Мы выскакиваем на улицу, пробегаем мимо загородок, в которых до сих пор давятся желающие попасть внутрь. На нас смотрят, но хотя бы не показывают пальцем, — видимо, название клуба настраивает на побеге из него в ущерб чинному выходу. Я останавливаюсь отдышаться, но Полина тянет меня дальше: погнали!

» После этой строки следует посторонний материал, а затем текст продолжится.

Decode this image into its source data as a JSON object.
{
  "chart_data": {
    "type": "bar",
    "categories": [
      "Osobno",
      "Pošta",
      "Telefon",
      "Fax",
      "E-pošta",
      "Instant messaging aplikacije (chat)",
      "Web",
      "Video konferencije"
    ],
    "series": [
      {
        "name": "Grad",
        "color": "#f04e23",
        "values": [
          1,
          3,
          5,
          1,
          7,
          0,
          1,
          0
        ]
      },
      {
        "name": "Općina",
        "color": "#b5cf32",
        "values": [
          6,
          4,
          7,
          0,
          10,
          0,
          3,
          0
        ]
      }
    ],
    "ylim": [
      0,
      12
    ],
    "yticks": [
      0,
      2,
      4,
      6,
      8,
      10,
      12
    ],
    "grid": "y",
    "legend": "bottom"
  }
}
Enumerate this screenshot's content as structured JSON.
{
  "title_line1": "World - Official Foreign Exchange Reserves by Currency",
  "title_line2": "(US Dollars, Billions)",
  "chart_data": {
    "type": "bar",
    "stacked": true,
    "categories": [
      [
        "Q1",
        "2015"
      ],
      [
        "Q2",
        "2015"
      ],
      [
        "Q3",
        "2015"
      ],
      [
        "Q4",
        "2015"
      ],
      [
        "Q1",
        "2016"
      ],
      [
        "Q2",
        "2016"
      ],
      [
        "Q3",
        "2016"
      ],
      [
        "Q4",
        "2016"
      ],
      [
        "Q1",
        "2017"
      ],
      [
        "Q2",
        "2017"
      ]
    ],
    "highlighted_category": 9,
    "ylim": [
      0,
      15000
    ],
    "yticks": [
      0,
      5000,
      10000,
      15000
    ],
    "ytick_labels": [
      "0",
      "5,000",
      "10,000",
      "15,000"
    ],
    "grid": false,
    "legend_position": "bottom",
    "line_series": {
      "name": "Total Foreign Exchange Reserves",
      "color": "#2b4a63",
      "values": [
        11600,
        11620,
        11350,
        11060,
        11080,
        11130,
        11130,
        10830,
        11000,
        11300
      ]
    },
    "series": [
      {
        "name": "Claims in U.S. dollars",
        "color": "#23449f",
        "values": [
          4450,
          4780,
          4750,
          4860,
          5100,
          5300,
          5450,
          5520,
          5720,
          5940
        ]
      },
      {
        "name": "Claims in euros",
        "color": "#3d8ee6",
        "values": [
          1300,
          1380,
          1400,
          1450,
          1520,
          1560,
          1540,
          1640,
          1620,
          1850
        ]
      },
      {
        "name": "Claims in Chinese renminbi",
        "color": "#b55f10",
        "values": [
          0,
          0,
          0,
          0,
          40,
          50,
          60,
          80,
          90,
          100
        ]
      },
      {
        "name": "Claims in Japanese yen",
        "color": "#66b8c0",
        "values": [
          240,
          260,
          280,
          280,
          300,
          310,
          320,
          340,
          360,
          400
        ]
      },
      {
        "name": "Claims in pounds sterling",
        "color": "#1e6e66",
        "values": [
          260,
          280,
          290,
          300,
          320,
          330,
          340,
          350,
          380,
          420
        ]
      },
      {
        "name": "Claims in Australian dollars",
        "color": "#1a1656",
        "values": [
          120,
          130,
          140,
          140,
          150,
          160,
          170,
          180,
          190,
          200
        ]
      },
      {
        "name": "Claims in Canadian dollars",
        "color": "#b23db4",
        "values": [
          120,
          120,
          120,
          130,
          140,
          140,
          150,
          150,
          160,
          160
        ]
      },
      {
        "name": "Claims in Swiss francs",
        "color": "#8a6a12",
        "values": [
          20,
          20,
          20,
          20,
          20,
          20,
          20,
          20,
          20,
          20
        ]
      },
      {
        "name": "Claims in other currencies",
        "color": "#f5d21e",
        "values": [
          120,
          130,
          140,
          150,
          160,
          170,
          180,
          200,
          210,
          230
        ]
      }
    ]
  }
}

То ли она видит сзади парней, то ли это так работают колёса, и ей просто хочется бегать, — так или иначе, я только за: мы несёмся вглубь площади, перескакиваем трамвайные пути, огибаем каменную фигуру того, кто при жизни носил водяную фамилию, перелетаем широкие скамьи — на Краудпляйн тусят, гомонят: люди сидят на парапетах фонтанов, лежат на траве, стоят и ходят, — исполинская фигура Полины не может найти себе места, Полина перепрыгивает через людей и наконец рушится на траву, увлекая меня за собой, подкатывается к парню в шортах и с волосатыми ногами и начинает страстно с ним целоваться, перекатываясь, закатывая его на себя сверху, а меня толкает к другому (другу?), который оказывается африканцем; я впервые в жизни целуюсь с негром.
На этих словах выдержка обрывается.